The first thing you’d think about the argument (once you got past the protesters) is that somebody challenging government overreach will have a really hard time finding five votes if Justices Elena Kagan and Sonia Sotomayor are unpersuaded. And that was the situation here, as both of them seemed wholly unreceptive to the arguments of Daniel Geyser (representing Bittner).
Kagan, for example, forcefully criticized the logic of Geyser’s position because it “forces the government to treat equally somebody who has a $10,000 account and somebody who, like your client, has extreme wealth and many, many accounts and where he is depriving the government of much more information than … the small ‘I have a checking account for $12,000’ person does.” Even more troubling for Geyser, she found the statutory language quite clear in specifying the unit of violation as the account, rather than the filing:
Congress did [point to accounts rather than filings], starting with [Section] 5321, which speaks over and over again with respect to individual accounts. When you have the reasonable cause provision, and it speaks of specific accounts, and the willful provision, and it speaks of specific accounts, and it’s all in the structure of a statute which is speaking of a single violation, … it would be very odd not to think that Congress meant for the basic provision, without reasonable cause, without willfulness, also to be speaking of individual accounts.
In case those pointed comments left any doubt about the clarity of her position, she hammered home the point near the end of his argument, when she explained:
There is a real difference between a person with not much wealth, not knowing that he should be filing something about his checking account, and a person who has hundreds or millions of dollars in many, many accounts, is constantly making transactions, is constantly opening and closing them, maybe doing it to evade taxes, maybe doing it to finance terrorism. And, you know, in that case, the equities go against you, and that suggests, well, just look at the statute, and the statute, as I said, is very account-specific.

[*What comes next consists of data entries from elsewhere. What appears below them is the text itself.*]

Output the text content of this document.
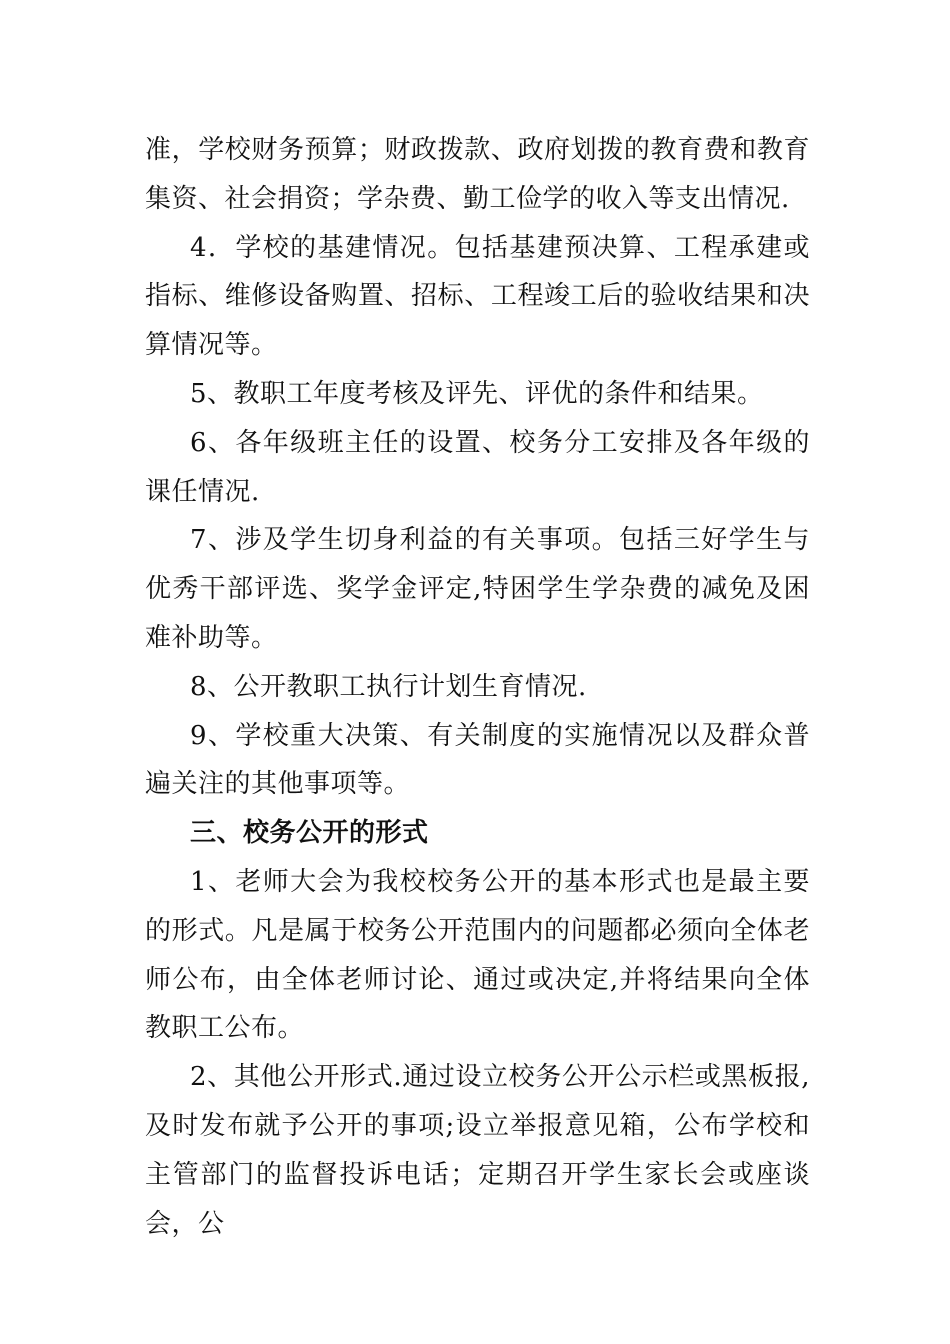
准，学校财务预算；财政拨款、政府划拨的教育费和教育集资、社会捐资；学杂费、勤工俭学的收入等支出情况.

4．学校的基建情况。包括基建预决算、工程承建或指标、维修设备购置、招标、工程竣工后的验收结果和决算情况等。

5、教职工年度考核及评先、评优的条件和结果。

6、各年级班主任的设置、校务分工安排及各年级的课任情况.

7、涉及学生切身利益的有关事项。包括三好学生与优秀干部评选、奖学金评定,特困学生学杂费的减免及困难补助等。

8、公开教职工执行计划生育情况.

9、学校重大决策、有关制度的实施情况以及群众普遍关注的其他事项等。

三、校务公开的形式

1、老师大会为我校校务公开的基本形式也是最主要的形式。凡是属于校务公开范围内的问题都必须向全体老师公布，由全体老师讨论、通过或决定,并将结果向全体教职工公布。

2、其他公开形式.通过设立校务公开公示栏或黑板报,及时发布就予公开的事项;设立举报意见箱，公布学校和主管部门的监督投诉电话；定期召开学生家长会或座谈会，公
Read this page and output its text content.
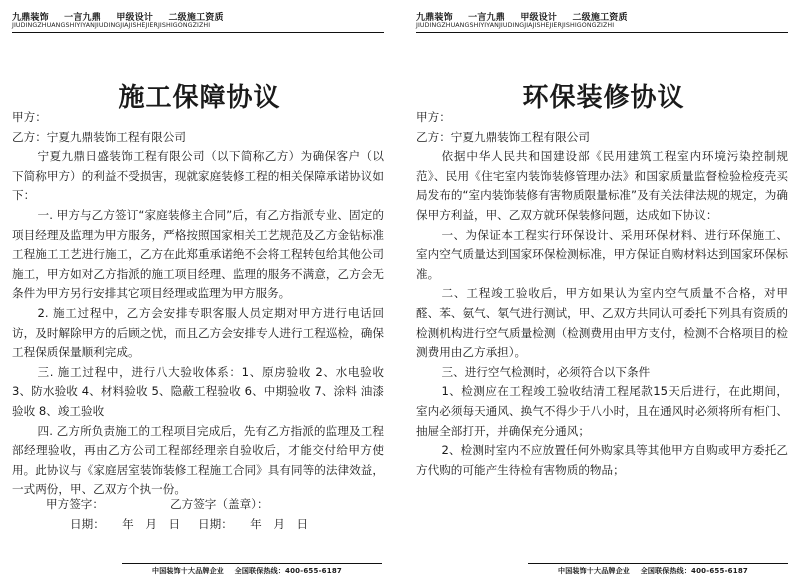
九鼎装饰 一言九鼎 甲级设计 二级施工资质
JIUDINGZHUANGSHIYIYANJIUDINGJIAJISHEJIERJISHIGONGZIZHI
施工保障协议

甲方：

乙方：宁夏九鼎装饰工程有限公司

宁夏九鼎日盛装饰工程有限公司（以下简称乙方）为确保客户（以下简称甲方）的利益不受损害，现就家庭装修工程的相关保障承诺协议如下：

一. 甲方与乙方签订“家庭装修主合同”后，有乙方指派专业、固定的项目经理及监理为甲方服务，严格按照国家相关工艺规范及乙方金钻标准工程施工工艺进行施工，乙方在此郑重承诺绝不会将工程转包给其他公司施工，甲方如对乙方指派的施工项目经理、监理的服务不满意，乙方会无条件为甲方另行安排其它项目经理或监理为甲方服务。

2. 施工过程中，乙方会安排专职客服人员定期对甲方进行电话回访，及时解除甲方的后顾之忧，而且乙方会安排专人进行工程巡检，确保工程保质保量顺利完成。

三. 施工过程中，进行八大验收体系：1、原房验收 2、水电验收 3、防水验收 4、材料验收 5、隐蔽工程验收 6、中期验收 7、涂料 油漆验收 8、竣工验收

四. 乙方所负责施工的工程项目完成后，先有乙方指派的监理及工程部经理验收，再由乙方公司工程部经理亲自验收后，才能交付给甲方使用。此协议与《家庭居室装饰装修工程施工合同》具有同等的法律效益，一式两份，甲、乙双方个执一份。

甲方签字：	乙方签字（盖章）：
日期：　　年　月　日 日期：　　年　月　日
中国装饰十大品牌企业 全国联保热线：400-655-6187
九鼎装饰 一言九鼎 甲级设计 二级施工资质
JIUDINGZHUANGSHIYIYANJIUDINGJIAJISHEJIERJISHIGONGZIZHI
环保装修协议

甲方：

乙方：宁夏九鼎装饰工程有限公司

依据中华人民共和国建设部《民用建筑工程室内环境污染控制规范》、民用《住宅室内装饰装修管理办法》和国家质量监督检验检疫壳买局发布的“室内装饰装修有害物质限量标准”及有关法律法规的规定，为确保甲方利益，甲、乙双方就环保装修问题，达成如下协议：

一、为保证本工程实行环保设计、采用环保材料、进行环保施工、室内空气质量达到国家环保检测标准，甲方保证自购材料达到国家环保标准。

二、工程竣工验收后，甲方如果认为室内空气质量不合格，对甲醛、苯、氨气、氡气进行测试，甲、乙双方共同认可委托下列具有资质的检测机构进行空气质量检测（检测费用由甲方支付，检测不合格项目的检测费用由乙方承担）。

三、进行空气检测时，必须符合以下条件

1、检测应在工程竣工验收结清工程尾款15天后进行，在此期间，室内必须每天通风、换气不得少于八小时，且在通风时必须将所有柜门、抽屉全部打开，并确保充分通风；

2、检测时室内不应放置任何外购家具等其他甲方自购或甲方委托乙方代购的可能产生待检有害物质的物品；

中国装饰十大品牌企业 全国联保热线：400-655-6187
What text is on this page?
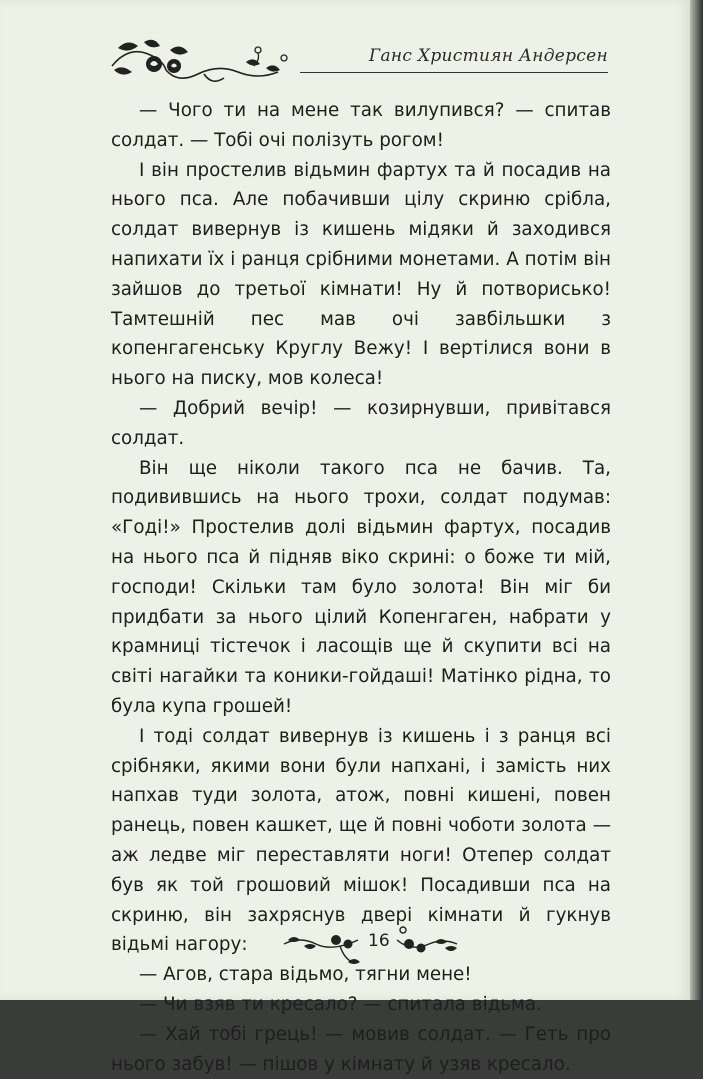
Ганс Християн Андерсен

— Чого ти на мене так вилупився? — спитав солдат. — Тобі очі полізуть рогом!

І він простелив відьмин фартух та й посадив на нього пса. Але побачивши цілу скриню срібла, солдат вивернув із кишень мідяки й заходився напихати їх і ранця срібними монетами. А потім він зайшов до третьої кімнати! Ну й потворисько! Тамтешній пес мав очі завбільшки з копенгагенську Круглу Вежу! І вертілися вони в нього на писку, мов колеса!

— Добрий вечір! — козирнувши, привітався солдат.

Він ще ніколи такого пса не бачив. Та, подивившись на нього трохи, солдат подумав: «Годі!» Простелив долі відьмин фартух, посадив на нього пса й підняв віко скрині: о боже ти мій, господи! Скільки там було золота! Він міг би придбати за нього цілий Копенгаген, набрати у крамниці тістечок і ласощів ще й скупити всі на світі нагайки та коники-гойдаші! Матінко рідна, то була купа грошей!

І тоді солдат вивернув із кишень і з ранця всі срібняки, якими вони були напхані, і замість них напхав туди золота, атож, повні кишені, повен ранець, повен кашкет, ще й повні чоботи золота — аж ледве міг переставляти ноги! Отепер солдат був як той грошовий мішок! Посадивши пса на скриню, він захряснув двері кімнати й гукнув відьмі нагору:

— Агов, стара відьмо, тягни мене!

— Чи взяв ти кресало? — спитала відьма.

— Хай тобі грець! — мовив солдат. — Геть про нього забув! — пішов у кімнату й узяв кресало.

16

When Kagan thinks that the statute is “very” specifically against you, and that “the equities go against you,” you’ll have a hard time getting her vote.
Joining in the sentiment of that last comment of Kagan’s, Sotomayor displayed a similar reaction: The “problem I’m having,” she said, is that “the whole structure” of the statute seems to obligate you to “tell the government about” any foreign banking relationship. As she put it, “Tthat’s what the word ‘report’ means. Whether you do it on one form or 10 forms is irrelevant to me.”
That’s not to say that the case is an easy layup for the government. Several justices seemed hesitant to accept various parts of the government’s position, as presented by Matthew Guarneri. Justices Samuel Alito and Brett Kavanaugh, for example, were troubled by the narrow reading the government ascribed to a “reasonable cause” provision that limits penalties under the statute. For his part, Alito challenged the idea that ignorance of the law is not a reasonable cause for failing to file. When Guarneri stuck to that position, Kavanaugh turned to an assertion in the briefs “that a significant percentage of people who have these accounts have no idea they’re supposed to do a reporting.” For Kavanaugh,
That’s a little bit problematic. … Now you then said the reasonable cause provision can take care of that. And I think you said, if someone truly did not know about their legal obligation, and had exercised prudent care … in trying to be aware of their legal obligations, … that’s a powerful case. That should be a definitive case, shouldn’t it?
Guarneri, though, stuck to the government’s position that the reasonable cause provision should be interpreted quite narrowly.
In the same vein, Justice Neil Gorsuch was not happy about the broad discretion of the government to stockpile large penalties out of a large number of minor violations. He was particularly interested in the implications of a provision that allows a filer with more than 25 accounts to omit all account details: “So long as I tick the box and say I have 25, it would seem pretty hard to accumulate non-willful violations, whereas if it’s under 25 and you have the wrong address of the bank, 12 times, that’s a $120,000 fine. Is there some incongruity there that people with more bank accounts are actually less susceptible to penalty than those with fewer?”
This is not an argument displaying deep engagement or firmly dug-in positions. So the justices well might resolve their disparate reactions and coalesce around a consensus solution. As likely as not, though, we’ll have to wait until the spring to find out.